Il critico e regista François Truffaut, nel saggio introduttivo per l’edizione USA del libro su Welles curato nel 1972 da André Bazin (fondatore dei “Cahiers du cinéma” e padre spirituale dei registi della “Nouvelle Vague”), ci invita a guardare oltre il solo dato contingente: «Bisognava essere il grande tecnico che era già ai tempi dei suoi esordi per cavarsi d’impaccio, ed è fuor di dubbio che è facendo il montaggio di questo film, che totalizza quasi duemila inquadrature, che Orson Welles si è appassionato a questa fase del suo lavoro. Orson Welles è sempre stato un regista musicale, ma prima di Otello faceva musica all’interno delle inquadrature, a partire da Otello farà musica al tavolo di montaggio, vale a dire tra le inquadrature». E all’interno del testo vero e proprio è lo stesso Bazin a dare contorno e contenuto alla propria ammirazione: «La segmentazione estrema del découpage è sicuramente da rapportarsi alla segmentazione involontaria della realizzazione. […] Ma sarebbe sciocco, oltre che superficiale, ridurre la tecnica del découpage di Otello a questi impedimenti esterni. I veri creatori hanno sempre saputo sfruttare positivamente le avversità materiali, e aguzzare l’ingegno davanti alla resistenza opposta dalle cose. Da una contingenza pratica non voluta, Welles ha saputo trarre uno stile di regia».
Ma quale può essere l’inesauribile fonte per un autore pure di genio cui attingere per cavare da quattro anni di lavoro intermittente una pellicola di circa novanta minuti fatta di almeno millecinquecento inquadrature diverse?
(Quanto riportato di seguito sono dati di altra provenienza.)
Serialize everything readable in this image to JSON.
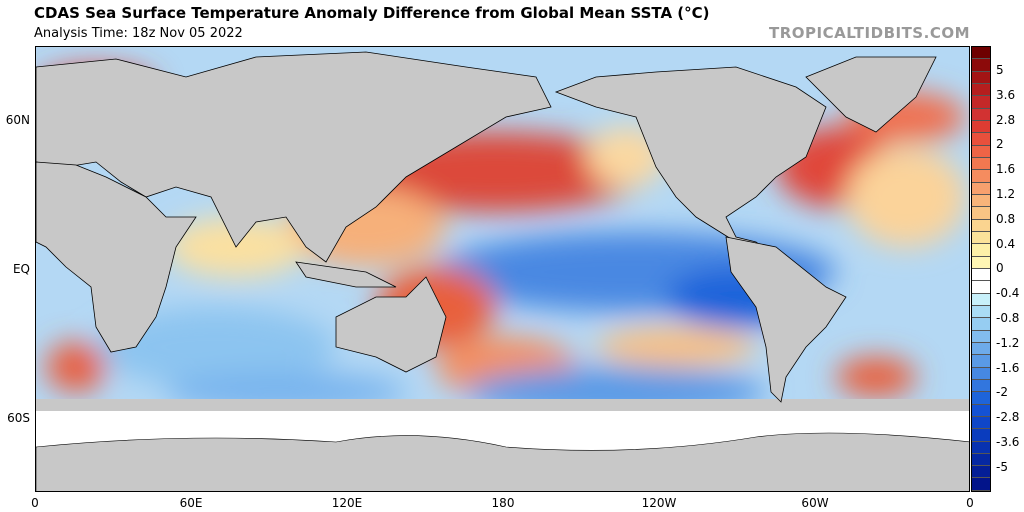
{
  "header": {
    "title": "CDAS Sea Surface Temperature Anomaly Difference from Global Mean SSTA (°C)",
    "subtitle": "Analysis Time: 18z Nov 05 2022",
    "brand": "TROPICALTIDBITS.COM"
  },
  "axes": {
    "x_labels": [
      "0",
      "60E",
      "120E",
      "180",
      "120W",
      "60W",
      "0"
    ],
    "y_labels": [
      "60N",
      "EQ",
      "60S"
    ]
  },
  "colorbar": {
    "labels": [
      "5",
      "3.6",
      "2.8",
      "2",
      "1.6",
      "1.2",
      "0.8",
      "0.4",
      "0",
      "-0.4",
      "-0.8",
      "-1.2",
      "-1.6",
      "-2",
      "-2.8",
      "-3.6",
      "-5"
    ],
    "colors": [
      "#6e0000",
      "#8c0a0a",
      "#a31414",
      "#b51e1e",
      "#c42828",
      "#d23232",
      "#de3c32",
      "#e8503c",
      "#ee6446",
      "#f27850",
      "#f58c5f",
      "#f7a06e",
      "#f8b47a",
      "#f9c484",
      "#fad490",
      "#fbe29a",
      "#fdf0a8",
      "#fff6b4",
      "#ffffff",
      "#ffffff",
      "#c8f0fa",
      "#aadcf5",
      "#96cdf2",
      "#82bcee",
      "#6eabea",
      "#5a9ae6",
      "#4688e2",
      "#3276de",
      "#1e64da",
      "#1452d4",
      "#0f46c8",
      "#0a3cbe",
      "#0832b0",
      "#0628a2",
      "#041e96",
      "#02148a"
    ]
  }
}
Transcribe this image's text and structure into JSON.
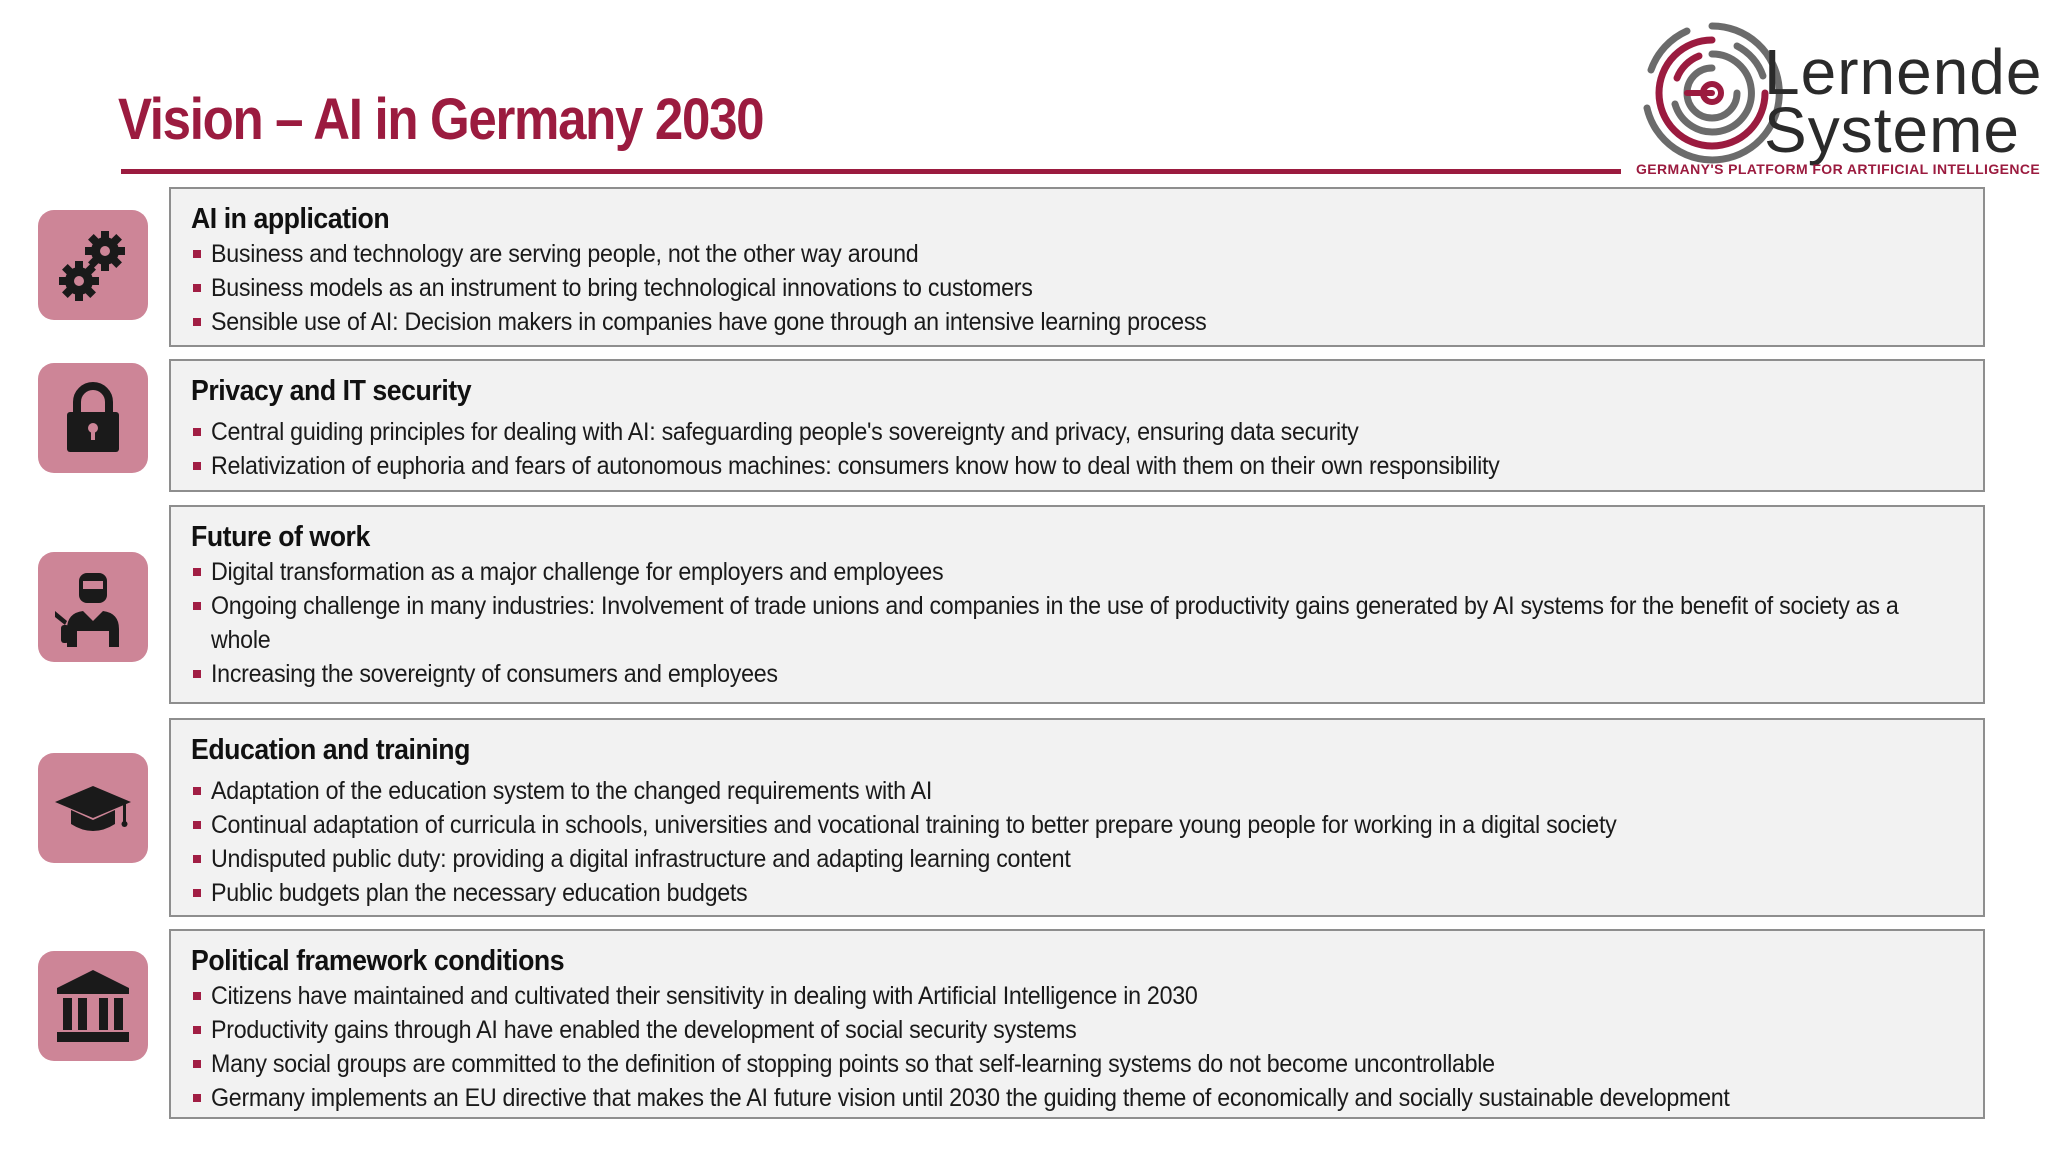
{
  "title": "Vision – AI in Germany 2030",
  "logo": {
    "word1": "Lernende",
    "word2": "Systeme",
    "tagline": "GERMANY'S PLATFORM FOR ARTIFICIAL INTELLIGENCE"
  },
  "colors": {
    "accent": "#9b1b3f",
    "icon_tile": "#cd8597",
    "box_bg": "#f2f2f2",
    "box_border": "#8e8e8e"
  },
  "sections": [
    {
      "icon": "gears-icon",
      "heading": "AI in application",
      "bullets": [
        "Business and technology are serving people, not the other way around",
        "Business models as an instrument to bring technological innovations to customers",
        "Sensible use of AI: Decision makers in companies have gone through an intensive learning process"
      ]
    },
    {
      "icon": "padlock-icon",
      "heading": "Privacy and IT security",
      "bullets": [
        "Central guiding principles for dealing with AI: safeguarding people's sovereignty and privacy, ensuring data security",
        "Relativization of euphoria and fears of autonomous machines: consumers know how to deal with them on their own responsibility"
      ]
    },
    {
      "icon": "welder-icon",
      "heading": "Future of work",
      "bullets": [
        "Digital transformation as a major challenge for employers and employees",
        "Ongoing challenge in many industries: Involvement of trade unions and companies in the use of productivity gains generated by AI systems for the benefit of society as a whole",
        "Increasing the sovereignty of consumers and employees"
      ]
    },
    {
      "icon": "graduation-cap-icon",
      "heading": "Education and training",
      "bullets": [
        "Adaptation of the education system to the changed requirements with AI",
        "Continual adaptation of curricula in schools, universities and vocational training to better prepare young people for working in a digital society",
        "Undisputed public duty: providing a digital infrastructure and adapting learning content",
        "Public budgets plan the necessary education budgets"
      ]
    },
    {
      "icon": "government-building-icon",
      "heading": "Political framework conditions",
      "bullets": [
        "Citizens have maintained and cultivated their sensitivity in dealing with Artificial Intelligence in 2030",
        "Productivity gains through AI have enabled the development of social security systems",
        "Many social groups are committed to the definition of stopping points so that self-learning systems do not become uncontrollable",
        "Germany implements an EU directive that makes the AI future vision until 2030 the guiding theme of economically and socially sustainable development"
      ]
    }
  ]
}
Ecco come Alfredo Todisco – che iniziò la sua carriera giornalistica nel 1948 proprio da inviato speciale alla Mostra di Venezia per conto del quotidiano “Ultimissime” di Trieste – ricorda l’incontro e le poche giornate trascorse con Welles: «Si capiva che era un uomo di grande sensibilità per ogni forma di bellezza. Se Venezia fa su chiunque un grande effetto, su di lui faceva un grande effetto più una quantità X. Ricordo che certe volte guardavamo dalla piazza la basilica di San Marco […] e lui diceva “mi sembra una mongolfiera che sta per alzarsi nel cielo”. […] Era un uomo che viveva in parte su questo pianeta dove noi mettiamo i piedi, e in parte nella sua immaginazione, nella sua fantasia. Sempre fantasie di tipo estetico-cinematografico. […] Aveva una mente fantasiosa, sensibile alla parola poetica. […] Il nostro incontro durò una settimana, e poi ce ne fu un altro di dieci giorni, perché a un certo punto cominciò a girare Otello, e allora mi invitò ad andare a vedere le riprese… […] Non lo rividi più. La vita è così, generalmente ti rimangono addosso i rompicoglioni. Le persone con cui magari avresti voglia di stare svaporano nello sfondo…». “Svaporano nello sfondo”… Fortunatamente resta sempre la possibilità di imbattersi in un adamantino “Johannes de eyck fuit hic” oppure in pellicole della felicità espressiva di Otello, anche quando non si sia del tutto sicuri che “This is Orson Welles” (il titolo originale del suo lungo libro-intervista del 1992): va da sé, per cosa c’è e per come lo si vede sullo schermo.